What Sharing Life friends should look for:
- Parents and guardians: Parents can give day-to-day insights on what their children are experiencing and other factors that could impact these children’s faith formation.
- Church leaders: Church leaders need to give clarity in the biblical mandate of discipleship and how they as individuals can contribute to it.
- Ministry leaders: Ministry leaders are usually the primary teachers of faith understanding and knowledge. By knowing what’s being taught, the Sharing Life friends can help the students unpack the teachings and help make them applicable to the students.
4. Ministry Leaders
Ministry groups (e.g. children, youth, seniors) give a common-ground foundation for a particular age and stage. They establish the common metanarrative and vernacular of the group in age-appropriate terms. Usually, ministry leaders are specialists in that age group, and have key insights on the culture of that age range. The uniqueness of age-specific ministries is their opportunities toward outreach into the community. While a church would invite a whole family to participate together, most children and especially youth first-points-of-contact happen through their peers. The age-specific ministry is a bridge between the invited friends and the church community. As that
individual becomes more established hopefully in their faith, they become grounded within the church community.
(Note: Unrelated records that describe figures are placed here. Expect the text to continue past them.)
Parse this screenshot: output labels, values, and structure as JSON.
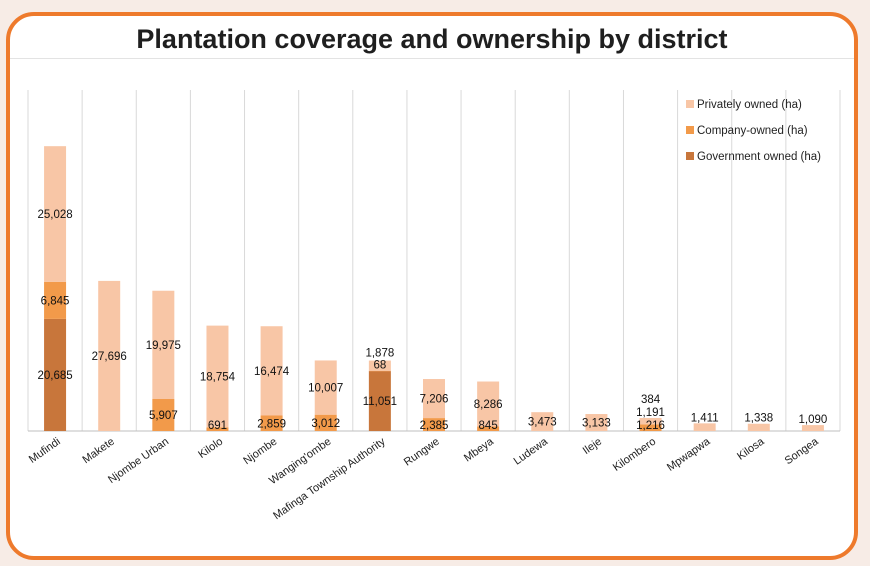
{
  "chart_data": {
    "type": "bar",
    "stacked": true,
    "title": "Plantation coverage and ownership by district",
    "categories": [
      "Mufindi",
      "Makete",
      "Njombe Urban",
      "Kilolo",
      "Njombe",
      "Wanging'ombe",
      "Mafinga Township Authority",
      "Rungwe",
      "Mbeya",
      "Ludewa",
      "Ileje",
      "Kilombero",
      "Mpwapwa",
      "Kilosa",
      "Songea"
    ],
    "series": [
      {
        "name": "Government owned (ha)",
        "color": "#c8763b",
        "values": [
          20685,
          null,
          null,
          null,
          null,
          null,
          11051,
          null,
          null,
          null,
          null,
          null,
          null,
          null,
          null
        ]
      },
      {
        "name": "Company-owned (ha)",
        "color": "#f29a4a",
        "values": [
          6845,
          null,
          5907,
          691,
          2859,
          3012,
          68,
          2385,
          845,
          null,
          null,
          1216,
          null,
          null,
          null
        ]
      },
      {
        "name": "Privately owned (ha)",
        "color": "#f8c6a6",
        "values": [
          25028,
          27696,
          19975,
          18754,
          16474,
          10007,
          1878,
          7206,
          8286,
          3473,
          3133,
          1191,
          1411,
          1338,
          1090
        ]
      }
    ],
    "extra_labels": [
      {
        "category": "Kilombero",
        "text": "384"
      }
    ],
    "data_labels": [
      {
        "category": "Mufindi",
        "series": 0,
        "text": "20,685"
      },
      {
        "category": "Mufindi",
        "series": 1,
        "text": "6,845"
      },
      {
        "category": "Mufindi",
        "series": 2,
        "text": "25,028"
      },
      {
        "category": "Makete",
        "series": 2,
        "text": "27,696"
      },
      {
        "category": "Njombe Urban",
        "series": 1,
        "text": "5,907"
      },
      {
        "category": "Njombe Urban",
        "series": 2,
        "text": "19,975"
      },
      {
        "category": "Kilolo",
        "series": 1,
        "text": "691"
      },
      {
        "category": "Kilolo",
        "series": 2,
        "text": "18,754"
      },
      {
        "category": "Njombe",
        "series": 1,
        "text": "2,859"
      },
      {
        "category": "Njombe",
        "series": 2,
        "text": "16,474"
      },
      {
        "category": "Wanging'ombe",
        "series": 1,
        "text": "3,012"
      },
      {
        "category": "Wanging'ombe",
        "series": 2,
        "text": "10,007"
      },
      {
        "category": "Mafinga Township Authority",
        "series": 0,
        "text": "11,051"
      },
      {
        "category": "Mafinga Township Authority",
        "series": 1,
        "text": "68"
      },
      {
        "category": "Mafinga Township Authority",
        "series": 2,
        "text": "1,878"
      },
      {
        "category": "Rungwe",
        "series": 1,
        "text": "2,385"
      },
      {
        "category": "Rungwe",
        "series": 2,
        "text": "7,206"
      },
      {
        "category": "Mbeya",
        "series": 1,
        "text": "845"
      },
      {
        "category": "Mbeya",
        "series": 2,
        "text": "8,286"
      },
      {
        "category": "Ludewa",
        "series": 2,
        "text": "3,473"
      },
      {
        "category": "Ileje",
        "series": 2,
        "text": "3,133"
      },
      {
        "category": "Kilombero",
        "series": 1,
        "text": "1,216"
      },
      {
        "category": "Kilombero",
        "series": 2,
        "text": "1,191"
      },
      {
        "category": "Mpwapwa",
        "series": 2,
        "text": "1,411"
      },
      {
        "category": "Kilosa",
        "series": 2,
        "text": "1,338"
      },
      {
        "category": "Songea",
        "series": 2,
        "text": "1,090"
      }
    ],
    "legend_order": [
      2,
      1,
      0
    ],
    "legend_position": "top-right",
    "grid": "vertical category separators",
    "ylim": [
      0,
      62000
    ]
  }
}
What ministry leaders can look for in:
- Parents and guardians: Parents can give day-to-day insights on what their children are experiencing, and other factors that could impact the children’s faith formation.
- Church leaders: Church leaders need to set the overall direction and understanding of
- Sharing Life relationships: Sharing Life friends need to take the teaching done within
the ministry group and help students apply it in their lives.
BONUS: Peer-to-Peer Relationships
Peer-to-peer, age-similar friendships are unique from the other roles. As children get older, those friendships become stronger influences. Since the peers are on journeys of their own, they may not want or be able to grasp the overall faith formation process. Nonetheless, whether or not it’s intended, peers play a key role in the faith development. By caring for people individually—taking time with each one—the church can help establish a more fertile space for faith growth as a peer group.
In many ways, the way these four roles engage with one another is a dance. There are intricacies and layers of engagement that cannot be expressed in a simple matrix. (We would need a 3D virtual model to show how all four roles dance together.) As a dance, each role has unique responsibilities and dependencies to operate in harmony to support a child or youth in his or her faith development.